For each scaffold, a 3D distance function, \(\varphi\), is calculated through a defined series of time steps, t. The \(\varphi =0\) isosurface is an interface which advances from the original solid scaffold into the available empty space (the pores), as given in the equation as follows:
$$\begin{aligned} {\frac{\delta \varphi }{\delta t}+u\cdot \nabla \varphi =0,} \end{aligned}$$
(6)
The rate of advance of the \(\varphi =0\) interface is the advection velocity, u;
$$\begin{aligned} u = {\left\{ \begin{array}{ll} -kn &{}\hbox { if k}\ >0\\ 0 &{}\hbox { if k}\ \le 0 \end{array}\right. } \end{aligned}$$
(7)
which is proportional to the local curvature, k;
$$\begin{aligned} {k=\nabla \cdot n,} \end{aligned}$$
(8)
In turn, k is calculated at each time step and is proportional to the normal of the interface denoted by n;
$$\begin{aligned} {n=\frac{\nabla \varphi }{|\nabla \varphi |},} \end{aligned}$$
(9)
The cumulative cell growth at any time is given by the difference in volume between the \(\varphi =0\) interface at that time, and the original scaffold. An illustration of this model applied in a simple 2D case is shown in Fig. 5; the local curvature due to the corner of the original scaffold drives rapid cell growth.

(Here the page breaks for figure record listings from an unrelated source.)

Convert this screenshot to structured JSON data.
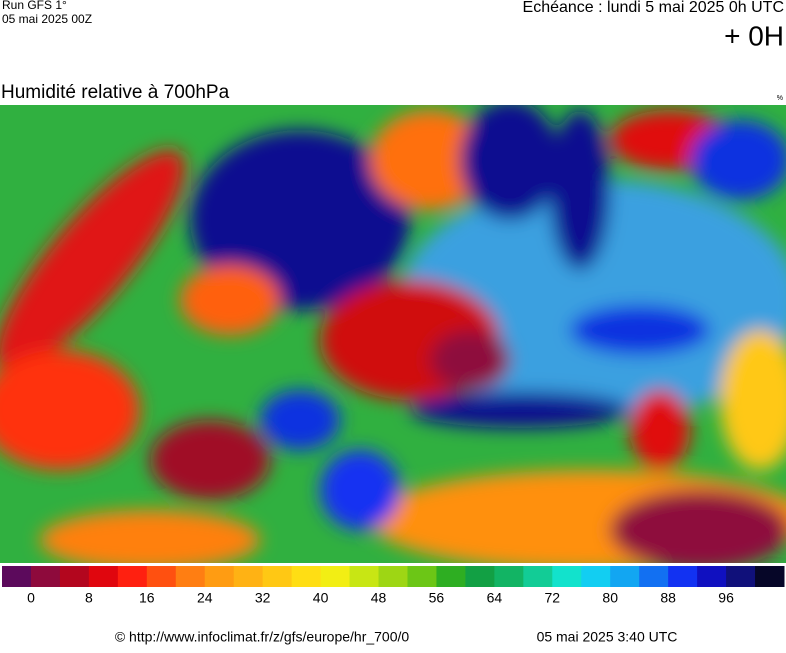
{
  "header": {
    "run": "Run GFS 1°",
    "date": "05 mai 2025 00Z",
    "echeance": "Echéance : lundi 5 mai 2025 0h UTC",
    "lead": "+ 0H"
  },
  "title": "Humidité relative à 700hPa",
  "unit": "%",
  "legend": {
    "labels": [
      0,
      8,
      16,
      24,
      32,
      40,
      48,
      56,
      64,
      72,
      80,
      88,
      96
    ],
    "colors": [
      "#5c0a5c",
      "#8e0a3c",
      "#b3061e",
      "#e0060e",
      "#ff2010",
      "#ff5010",
      "#ff7e12",
      "#ff9c12",
      "#ffb214",
      "#ffc814",
      "#ffde14",
      "#f2ee14",
      "#c8e614",
      "#9ed614",
      "#6cc616",
      "#2eae22",
      "#12a044",
      "#12b464",
      "#12cc96",
      "#12e2cc",
      "#12cef2",
      "#12a6f2",
      "#1270f2",
      "#1232f2",
      "#1010c0",
      "#10107a",
      "#060628"
    ]
  },
  "footer": {
    "source": "© http://www.infoclimat.fr/z/gfs/europe/hr_700/0",
    "time": "05 mai 2025  3:40 UTC"
  }
}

A mesh convergence analysis was performed to determine the number of voxels required for accurate cell growth modelling. The cell growth rate was calculated for scaffolds discretised into increasing numbers of voxels, from 125,000 up to 15.625 million. The total number of voxels was deemed appropriate when the absolute change in cell growth rate between successive discretisation values was lower than \(1\%\). Scaffolds with one million voxels satisfied this criterion and were therefore used for cell growth modelling throughout this study.